ぐへぇっとゴールドの不様な声と共にデッキに落下音が響く。

「痛ぇっ!クリス、本気で蹴り飛ばすなよ!おめーはサワムラーかっ!」

「誰がサワムラーよっ!そういうゴールドはエイパムじゃないっ。悪戯好きでお調子者なところそっくりよ!」

「あんだと?」

「何よ!」

「あーあ…」

ぎゃーぎゃーと騒ぐクリスタルとゴールドの大喧嘩をエメラルドは呆れた視線で見てから、よっこいせと呟いてゴールドとクリスタルの喧嘩を面白そうに静観しているシルバーの元へと駆け寄った。

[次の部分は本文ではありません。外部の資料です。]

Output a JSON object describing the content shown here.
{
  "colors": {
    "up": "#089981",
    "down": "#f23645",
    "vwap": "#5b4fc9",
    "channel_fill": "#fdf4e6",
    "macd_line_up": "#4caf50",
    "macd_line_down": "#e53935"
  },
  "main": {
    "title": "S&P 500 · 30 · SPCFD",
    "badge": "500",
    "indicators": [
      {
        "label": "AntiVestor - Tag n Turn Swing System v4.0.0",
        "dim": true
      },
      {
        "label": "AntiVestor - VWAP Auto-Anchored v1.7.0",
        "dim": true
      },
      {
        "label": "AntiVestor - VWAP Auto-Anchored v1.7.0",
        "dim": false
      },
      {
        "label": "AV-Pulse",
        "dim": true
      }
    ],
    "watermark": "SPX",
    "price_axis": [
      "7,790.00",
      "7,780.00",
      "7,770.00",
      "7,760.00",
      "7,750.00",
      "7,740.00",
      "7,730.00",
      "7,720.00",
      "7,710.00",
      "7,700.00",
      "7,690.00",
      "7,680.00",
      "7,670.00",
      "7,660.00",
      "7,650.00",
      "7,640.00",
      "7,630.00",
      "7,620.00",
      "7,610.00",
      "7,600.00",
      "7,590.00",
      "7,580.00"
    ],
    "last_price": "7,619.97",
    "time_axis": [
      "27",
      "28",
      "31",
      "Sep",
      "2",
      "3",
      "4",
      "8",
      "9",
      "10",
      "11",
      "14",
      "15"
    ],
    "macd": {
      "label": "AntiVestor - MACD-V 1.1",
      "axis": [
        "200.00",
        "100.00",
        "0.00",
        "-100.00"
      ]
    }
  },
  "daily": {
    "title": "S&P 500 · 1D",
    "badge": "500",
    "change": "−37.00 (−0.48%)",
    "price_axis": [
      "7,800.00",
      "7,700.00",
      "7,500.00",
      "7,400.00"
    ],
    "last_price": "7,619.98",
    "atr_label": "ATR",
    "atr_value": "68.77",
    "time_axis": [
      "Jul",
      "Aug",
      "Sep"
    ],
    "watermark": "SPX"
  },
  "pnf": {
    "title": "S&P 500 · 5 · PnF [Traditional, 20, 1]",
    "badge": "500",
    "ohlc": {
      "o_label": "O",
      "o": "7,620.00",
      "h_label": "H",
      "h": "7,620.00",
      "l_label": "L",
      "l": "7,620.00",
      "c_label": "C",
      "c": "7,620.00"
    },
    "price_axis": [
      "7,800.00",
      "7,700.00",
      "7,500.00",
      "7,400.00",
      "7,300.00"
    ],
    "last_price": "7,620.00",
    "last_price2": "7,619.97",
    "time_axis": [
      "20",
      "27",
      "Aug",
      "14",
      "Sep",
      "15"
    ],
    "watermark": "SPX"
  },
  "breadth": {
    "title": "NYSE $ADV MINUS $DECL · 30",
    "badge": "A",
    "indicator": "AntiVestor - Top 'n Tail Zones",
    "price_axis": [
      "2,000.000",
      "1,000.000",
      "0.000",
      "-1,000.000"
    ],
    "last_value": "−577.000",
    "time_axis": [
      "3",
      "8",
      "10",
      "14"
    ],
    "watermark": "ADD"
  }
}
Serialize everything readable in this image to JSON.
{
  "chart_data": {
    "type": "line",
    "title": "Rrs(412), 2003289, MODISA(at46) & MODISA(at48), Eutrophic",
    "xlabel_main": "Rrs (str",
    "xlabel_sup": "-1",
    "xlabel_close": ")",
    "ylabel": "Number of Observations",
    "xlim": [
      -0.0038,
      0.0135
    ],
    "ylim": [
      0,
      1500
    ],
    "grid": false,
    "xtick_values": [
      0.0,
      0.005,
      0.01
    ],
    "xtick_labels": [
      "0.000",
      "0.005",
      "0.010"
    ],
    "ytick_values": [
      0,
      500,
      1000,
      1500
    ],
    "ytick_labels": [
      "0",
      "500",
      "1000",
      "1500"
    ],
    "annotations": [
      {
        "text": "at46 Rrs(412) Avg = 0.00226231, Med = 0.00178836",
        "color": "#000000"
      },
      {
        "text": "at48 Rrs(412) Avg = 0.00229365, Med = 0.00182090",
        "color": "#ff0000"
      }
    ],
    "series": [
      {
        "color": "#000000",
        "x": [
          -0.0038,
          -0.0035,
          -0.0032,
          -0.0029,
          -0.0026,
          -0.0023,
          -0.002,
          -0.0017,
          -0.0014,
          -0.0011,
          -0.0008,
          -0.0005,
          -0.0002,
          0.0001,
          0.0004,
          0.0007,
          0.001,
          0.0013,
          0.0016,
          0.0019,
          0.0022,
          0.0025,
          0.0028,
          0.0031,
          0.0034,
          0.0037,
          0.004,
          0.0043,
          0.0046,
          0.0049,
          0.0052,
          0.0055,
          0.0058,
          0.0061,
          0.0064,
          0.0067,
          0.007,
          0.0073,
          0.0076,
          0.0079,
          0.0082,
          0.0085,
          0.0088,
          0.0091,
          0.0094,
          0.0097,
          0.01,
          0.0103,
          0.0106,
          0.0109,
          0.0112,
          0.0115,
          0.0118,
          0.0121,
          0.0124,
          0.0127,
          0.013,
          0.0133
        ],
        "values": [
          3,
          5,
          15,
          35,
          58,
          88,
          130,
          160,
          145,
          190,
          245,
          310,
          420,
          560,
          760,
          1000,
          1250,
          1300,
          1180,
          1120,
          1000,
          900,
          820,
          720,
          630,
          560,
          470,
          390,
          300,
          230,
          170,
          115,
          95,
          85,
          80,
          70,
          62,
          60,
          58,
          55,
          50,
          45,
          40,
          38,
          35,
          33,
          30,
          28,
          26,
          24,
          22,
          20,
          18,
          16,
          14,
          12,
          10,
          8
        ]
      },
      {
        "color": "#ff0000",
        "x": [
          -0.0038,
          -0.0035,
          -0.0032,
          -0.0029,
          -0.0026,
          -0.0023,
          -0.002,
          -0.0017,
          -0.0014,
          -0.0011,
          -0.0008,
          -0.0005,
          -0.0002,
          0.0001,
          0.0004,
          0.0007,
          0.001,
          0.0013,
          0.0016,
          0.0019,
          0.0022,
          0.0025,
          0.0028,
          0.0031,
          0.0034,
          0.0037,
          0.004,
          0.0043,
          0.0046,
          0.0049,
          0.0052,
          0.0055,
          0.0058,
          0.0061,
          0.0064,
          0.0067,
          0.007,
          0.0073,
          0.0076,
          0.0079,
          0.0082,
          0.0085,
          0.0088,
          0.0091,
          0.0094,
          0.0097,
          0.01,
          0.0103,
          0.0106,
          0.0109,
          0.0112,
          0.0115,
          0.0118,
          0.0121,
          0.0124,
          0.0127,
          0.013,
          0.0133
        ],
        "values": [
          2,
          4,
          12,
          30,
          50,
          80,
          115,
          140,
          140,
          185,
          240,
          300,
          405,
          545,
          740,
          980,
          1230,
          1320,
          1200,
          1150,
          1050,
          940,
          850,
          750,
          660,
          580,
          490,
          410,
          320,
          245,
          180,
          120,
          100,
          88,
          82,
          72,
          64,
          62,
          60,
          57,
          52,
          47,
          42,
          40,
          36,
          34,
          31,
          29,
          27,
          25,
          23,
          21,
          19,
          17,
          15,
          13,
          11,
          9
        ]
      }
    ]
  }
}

「シルバーさん。暇ならゴールドさんでおちょくってないで、クリスタルさんの仕事手伝ってよ」

「オレで良いのか?」

「進化に関する内容だから、シルバーさんが手伝ってくれた方が早く終わるんだよね」

「分かった」

「これなんだけどー…」

「ああ、これはー…」

クリスタルの仕事に集中し始めたエメラルドとシルバーの耳には、クリスタルとゴールドの大喧嘩による騒音は聞こえない様だった。


「なぁ、ダイヤ、いや、ダイヤモンド」

「なぁに?パール〜」

クリスタル達とは少しばかり離れた場所でパールはダイヤモンドに話しかけた。
ぼーっと空を眺めていたダイヤモンドはパールに顔を向けた。
パールは親指をくいっと大騒ぎをしているクリスタル達の方に向ける。
パールの指先に促され、ダイヤモンドがその方向に視線を向けると、パールは口を開いた。


「先輩達、楽しそうだな」

「そうだね〜。賑やかで良いと思うよー」

のんびりと笑うダイヤモンドを一瞥してパールは真剣な表情で続ける。

「クリスタル先輩は仕事をして、他の先輩達もそれぞれするべき事をやっている。オレ達も自分に出来る事をやらなくちゃいけないんじゃないか?」

「出来る事?」

不思議そうに首を傾げれば、パールはそう!と大きな声を出してダイヤモンドの肩を掴む。

「オレ達に出来る事は漫才だ!漫才の練習をするぞ!」

「うん!オイラ頑張るよ」

強い意志を瞳に宿し、真剣に自分を見るパールに、ダイヤモンドは応えるかの様に朗らかに笑った。

「ポケモンといえばぁーっ」

「ポケモンといえばぁ〜」


季節は夏。
キャモメがくーくーと鳴き、飛び交う空は快晴。
青空の蒼さを反射し、キラキラと光り輝く海はどこまでも碧く。
壮大な海に一隻の船が希望や夢を乗せて走る様は爽快で。
その船から聞こえる楽しげな声はどこまでも希望に満ちている。